Dawana is just one of few projects Wen has started in hopes of reversing the effects of colonization in her village. She is in the process of planting a food forest on her one-acre property. She will soon invite villagers there to re-teach them the edible and medicinal properties of certain plants.
She’s tending the food forest according to long-held Taramok principles. “You replant where you forage so you always have food,” she says. “You also always rotate where you are growing food. It is important to let the land rest.”
She also hopes to move back to Kapaliwa, Taromak’s ancestral site, just a 30-minute drive up the mountain, and start an ecovillage and permaculture farm that mimics the way her people used to live.
“Back then, everything that you owned you had to plant or get it in the forest,” Gelesai Lrawbalrate, Wen’s 97-year-old father, says. Lrawbalrate is the oldest member of Taromak and the last remaining person in the village born before the Chinese occupation of Taiwan. In his youth, he would often run for days in the mountains between neighboring tribes just to deliver messages. All men back then were expected to run. They would do it barefoot; shoes were not a part of the indigenous culture. Growing up, he subsided entirely on the bounty of the mountains and on what he grew.

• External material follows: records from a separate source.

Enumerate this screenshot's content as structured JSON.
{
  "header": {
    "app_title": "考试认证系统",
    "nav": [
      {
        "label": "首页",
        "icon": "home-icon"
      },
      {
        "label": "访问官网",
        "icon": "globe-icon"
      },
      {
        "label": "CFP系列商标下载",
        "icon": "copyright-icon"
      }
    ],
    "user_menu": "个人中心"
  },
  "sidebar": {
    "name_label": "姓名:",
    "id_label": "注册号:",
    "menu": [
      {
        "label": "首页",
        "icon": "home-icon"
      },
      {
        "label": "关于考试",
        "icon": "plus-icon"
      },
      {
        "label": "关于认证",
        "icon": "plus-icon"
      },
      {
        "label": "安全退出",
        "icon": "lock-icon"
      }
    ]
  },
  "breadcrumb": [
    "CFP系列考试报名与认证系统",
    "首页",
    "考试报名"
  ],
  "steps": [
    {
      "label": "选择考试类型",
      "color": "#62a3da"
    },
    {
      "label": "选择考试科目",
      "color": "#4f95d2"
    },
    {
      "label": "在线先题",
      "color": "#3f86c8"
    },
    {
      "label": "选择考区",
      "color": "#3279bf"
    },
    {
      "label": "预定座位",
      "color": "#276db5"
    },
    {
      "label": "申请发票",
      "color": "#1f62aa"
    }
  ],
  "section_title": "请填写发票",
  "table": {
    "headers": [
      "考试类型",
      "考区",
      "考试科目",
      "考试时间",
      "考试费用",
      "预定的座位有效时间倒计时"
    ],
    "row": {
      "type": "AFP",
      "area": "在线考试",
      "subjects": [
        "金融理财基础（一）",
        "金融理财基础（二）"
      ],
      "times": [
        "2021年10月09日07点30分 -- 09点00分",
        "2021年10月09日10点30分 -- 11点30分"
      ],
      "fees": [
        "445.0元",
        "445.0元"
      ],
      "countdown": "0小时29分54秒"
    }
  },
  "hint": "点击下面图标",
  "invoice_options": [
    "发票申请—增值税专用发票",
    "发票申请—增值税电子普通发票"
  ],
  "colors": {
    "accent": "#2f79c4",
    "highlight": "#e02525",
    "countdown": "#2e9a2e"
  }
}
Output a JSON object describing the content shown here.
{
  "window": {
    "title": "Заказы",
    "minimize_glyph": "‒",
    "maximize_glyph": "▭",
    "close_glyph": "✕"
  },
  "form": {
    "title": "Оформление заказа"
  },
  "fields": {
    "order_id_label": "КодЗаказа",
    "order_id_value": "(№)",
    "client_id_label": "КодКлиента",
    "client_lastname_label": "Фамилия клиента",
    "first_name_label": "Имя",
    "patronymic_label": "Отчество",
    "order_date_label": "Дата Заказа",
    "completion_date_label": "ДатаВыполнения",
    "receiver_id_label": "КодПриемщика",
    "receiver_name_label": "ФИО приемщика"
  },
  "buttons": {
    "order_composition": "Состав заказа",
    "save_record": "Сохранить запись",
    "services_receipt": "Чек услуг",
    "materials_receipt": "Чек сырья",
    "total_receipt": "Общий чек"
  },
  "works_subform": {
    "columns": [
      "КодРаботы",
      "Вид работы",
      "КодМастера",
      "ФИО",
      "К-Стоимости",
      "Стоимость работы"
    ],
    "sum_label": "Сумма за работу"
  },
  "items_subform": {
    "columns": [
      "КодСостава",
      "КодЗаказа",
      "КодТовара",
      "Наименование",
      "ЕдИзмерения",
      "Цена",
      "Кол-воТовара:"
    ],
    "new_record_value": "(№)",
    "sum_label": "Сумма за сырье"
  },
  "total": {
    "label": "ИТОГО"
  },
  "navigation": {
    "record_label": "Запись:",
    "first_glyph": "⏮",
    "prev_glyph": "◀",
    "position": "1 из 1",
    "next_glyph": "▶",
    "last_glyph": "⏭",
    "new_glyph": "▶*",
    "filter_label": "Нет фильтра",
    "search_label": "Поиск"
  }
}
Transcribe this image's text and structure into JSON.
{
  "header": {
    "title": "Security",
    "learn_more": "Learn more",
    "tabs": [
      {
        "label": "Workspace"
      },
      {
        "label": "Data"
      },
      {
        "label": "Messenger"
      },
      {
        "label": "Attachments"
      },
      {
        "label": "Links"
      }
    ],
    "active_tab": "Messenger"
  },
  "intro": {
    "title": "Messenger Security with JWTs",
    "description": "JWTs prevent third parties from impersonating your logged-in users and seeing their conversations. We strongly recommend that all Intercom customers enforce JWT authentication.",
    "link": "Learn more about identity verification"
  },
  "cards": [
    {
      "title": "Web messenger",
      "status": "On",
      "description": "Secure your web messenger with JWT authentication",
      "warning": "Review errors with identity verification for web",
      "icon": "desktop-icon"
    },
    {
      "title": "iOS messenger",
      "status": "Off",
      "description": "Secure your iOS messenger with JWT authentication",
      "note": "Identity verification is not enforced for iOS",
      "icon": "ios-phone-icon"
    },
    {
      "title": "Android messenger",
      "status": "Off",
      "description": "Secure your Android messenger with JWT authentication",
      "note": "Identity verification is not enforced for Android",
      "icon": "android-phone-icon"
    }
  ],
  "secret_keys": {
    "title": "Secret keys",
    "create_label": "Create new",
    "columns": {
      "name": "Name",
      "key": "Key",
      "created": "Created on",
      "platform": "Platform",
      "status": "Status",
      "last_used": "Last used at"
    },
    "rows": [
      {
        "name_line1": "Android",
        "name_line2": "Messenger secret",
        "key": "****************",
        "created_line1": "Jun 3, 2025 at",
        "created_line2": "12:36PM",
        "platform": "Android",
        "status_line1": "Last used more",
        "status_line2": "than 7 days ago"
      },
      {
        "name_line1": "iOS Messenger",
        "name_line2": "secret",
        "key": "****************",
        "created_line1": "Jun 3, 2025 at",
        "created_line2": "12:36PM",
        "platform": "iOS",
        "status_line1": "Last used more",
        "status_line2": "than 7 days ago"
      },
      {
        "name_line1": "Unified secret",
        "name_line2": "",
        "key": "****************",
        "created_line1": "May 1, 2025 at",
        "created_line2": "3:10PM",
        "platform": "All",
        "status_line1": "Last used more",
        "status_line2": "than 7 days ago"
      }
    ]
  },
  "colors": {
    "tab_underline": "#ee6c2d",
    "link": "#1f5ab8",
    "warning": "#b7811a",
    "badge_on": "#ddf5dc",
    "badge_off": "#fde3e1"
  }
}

In many ways, Lrawbalrate is Wen’s last link to the old ways of living — and cooking. She spends a lot of time asking him how to grow certain plants, like pigeon peas (Cajanus cajan) and taro. The peas, which fix nitrogen into the soil via rhizobia bacteria, are traditionally planted at the border of the gardens to ensure long-term fertility of the land. And her father taught her that when harvesting taro, she should only pick off the small roots and not take the entire plant.
Despite having lived nearly a century, Lrawbalrate still finds the energy to help his daughter tend to her garden and impart his invaluable advice. “Your whole world was in your hand or in the forest. If you didn’t plant, then nothing would grow,” he says. “But even if nothing grew, we knew we still had the forest.”
“My dad is the last person who knows all these things, so I try to ask him a lot of questions during these last years of his life,” Wen says. “I leave a jar of pickled bamboo shoots at the foot of his bed so he can tell me when they’re ready to eat.” And when he says so, onto Dawana’s menu they go.